Working in batches, fry the remaining aubergine slices (or all of them, if you didn’t blanch any earlier) in a single layer, and in batches if need be, until golden brown on both sides. Blot the cooked slices on paper towels.
7 Prepare the cheeses
Thinly slice the mozzarella (I think cooking mozzarella is best here, but you can use the fresh stuff, too) and grate the parmesan (other hard cheeses such as grana padano or pecorino can be substituted; some say the name of the dish has nothing to do with the cheese, anyway). Set aside a little parmesan for the top.
8 Layer into a baking dish
Lightly grease a medium baking dish and spread a thin layer of tomato sauce over the base.

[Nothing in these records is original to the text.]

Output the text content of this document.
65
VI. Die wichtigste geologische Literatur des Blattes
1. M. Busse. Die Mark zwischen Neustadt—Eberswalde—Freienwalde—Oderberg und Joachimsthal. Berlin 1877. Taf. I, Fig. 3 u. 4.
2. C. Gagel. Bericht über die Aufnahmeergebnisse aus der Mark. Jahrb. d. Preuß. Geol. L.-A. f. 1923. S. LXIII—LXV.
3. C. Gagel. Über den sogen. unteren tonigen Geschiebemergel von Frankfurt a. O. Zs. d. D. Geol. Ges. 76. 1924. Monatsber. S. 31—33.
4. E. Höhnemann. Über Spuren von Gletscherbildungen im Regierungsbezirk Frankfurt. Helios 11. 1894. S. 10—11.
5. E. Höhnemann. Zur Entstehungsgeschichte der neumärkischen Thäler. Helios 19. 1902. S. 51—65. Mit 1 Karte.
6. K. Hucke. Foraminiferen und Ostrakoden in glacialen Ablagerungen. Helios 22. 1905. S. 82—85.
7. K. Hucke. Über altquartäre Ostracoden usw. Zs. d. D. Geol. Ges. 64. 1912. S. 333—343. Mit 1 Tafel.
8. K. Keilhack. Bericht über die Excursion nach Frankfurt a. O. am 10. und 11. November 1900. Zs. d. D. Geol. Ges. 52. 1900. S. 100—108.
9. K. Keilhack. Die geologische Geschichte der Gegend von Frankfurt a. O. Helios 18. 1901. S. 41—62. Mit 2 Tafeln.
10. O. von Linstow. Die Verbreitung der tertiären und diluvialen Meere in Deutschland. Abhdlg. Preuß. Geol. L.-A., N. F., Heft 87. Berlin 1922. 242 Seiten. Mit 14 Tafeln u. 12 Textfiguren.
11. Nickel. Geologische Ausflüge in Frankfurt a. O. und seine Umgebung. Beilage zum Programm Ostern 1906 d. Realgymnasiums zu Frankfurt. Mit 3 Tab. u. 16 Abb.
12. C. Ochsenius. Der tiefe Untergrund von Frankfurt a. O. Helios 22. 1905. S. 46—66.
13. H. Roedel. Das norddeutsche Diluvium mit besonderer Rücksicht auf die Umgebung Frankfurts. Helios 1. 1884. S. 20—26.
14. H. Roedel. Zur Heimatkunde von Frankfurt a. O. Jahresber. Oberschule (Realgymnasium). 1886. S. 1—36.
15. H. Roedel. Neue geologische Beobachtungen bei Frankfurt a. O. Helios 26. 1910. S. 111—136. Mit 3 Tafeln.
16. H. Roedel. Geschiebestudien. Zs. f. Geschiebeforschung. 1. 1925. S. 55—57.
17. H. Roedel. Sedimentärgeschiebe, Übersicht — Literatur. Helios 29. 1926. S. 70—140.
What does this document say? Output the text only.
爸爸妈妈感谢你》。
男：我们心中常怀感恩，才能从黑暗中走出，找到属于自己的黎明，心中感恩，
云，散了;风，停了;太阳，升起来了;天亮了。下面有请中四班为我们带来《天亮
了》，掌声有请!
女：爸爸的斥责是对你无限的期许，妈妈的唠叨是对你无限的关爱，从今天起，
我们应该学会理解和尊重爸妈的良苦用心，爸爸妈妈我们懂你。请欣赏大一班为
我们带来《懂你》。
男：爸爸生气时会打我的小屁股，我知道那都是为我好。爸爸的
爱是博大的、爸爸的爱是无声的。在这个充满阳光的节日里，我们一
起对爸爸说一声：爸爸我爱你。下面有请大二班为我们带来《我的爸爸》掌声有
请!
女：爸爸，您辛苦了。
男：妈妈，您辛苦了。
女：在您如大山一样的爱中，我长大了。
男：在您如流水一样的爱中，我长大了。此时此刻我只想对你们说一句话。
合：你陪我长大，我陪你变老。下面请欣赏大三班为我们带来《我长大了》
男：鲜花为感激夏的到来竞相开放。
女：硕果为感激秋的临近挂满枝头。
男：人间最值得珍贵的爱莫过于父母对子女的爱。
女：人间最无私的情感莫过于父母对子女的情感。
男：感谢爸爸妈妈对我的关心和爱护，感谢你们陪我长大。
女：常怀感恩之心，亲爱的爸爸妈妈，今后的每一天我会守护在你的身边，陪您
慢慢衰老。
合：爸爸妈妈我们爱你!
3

Top this with a layer of aubergines, packing them in tightly, followed by a layer of mozzarella, parmesan and seasoning. Repeat the layers until you’ve used up all the aubergine, finishing with a layer of tomato sauce (note: you may not need it all, so save any excess for pasta).
9 Finish off, then bake
Toss the breadcrumbs with a little olive oil and the reserved parmesan, and sprinkle over the top of the dish.
Bake for about 30 minutes, until bubbling and browned on top, then leave to cool slightly, or completely, if you prefer. Before serving, sprinkle with torn fresh basil, if using. (Note: parmigiana reheats very well, but if you do so, cover it with foil or similar to prevent the top burning.)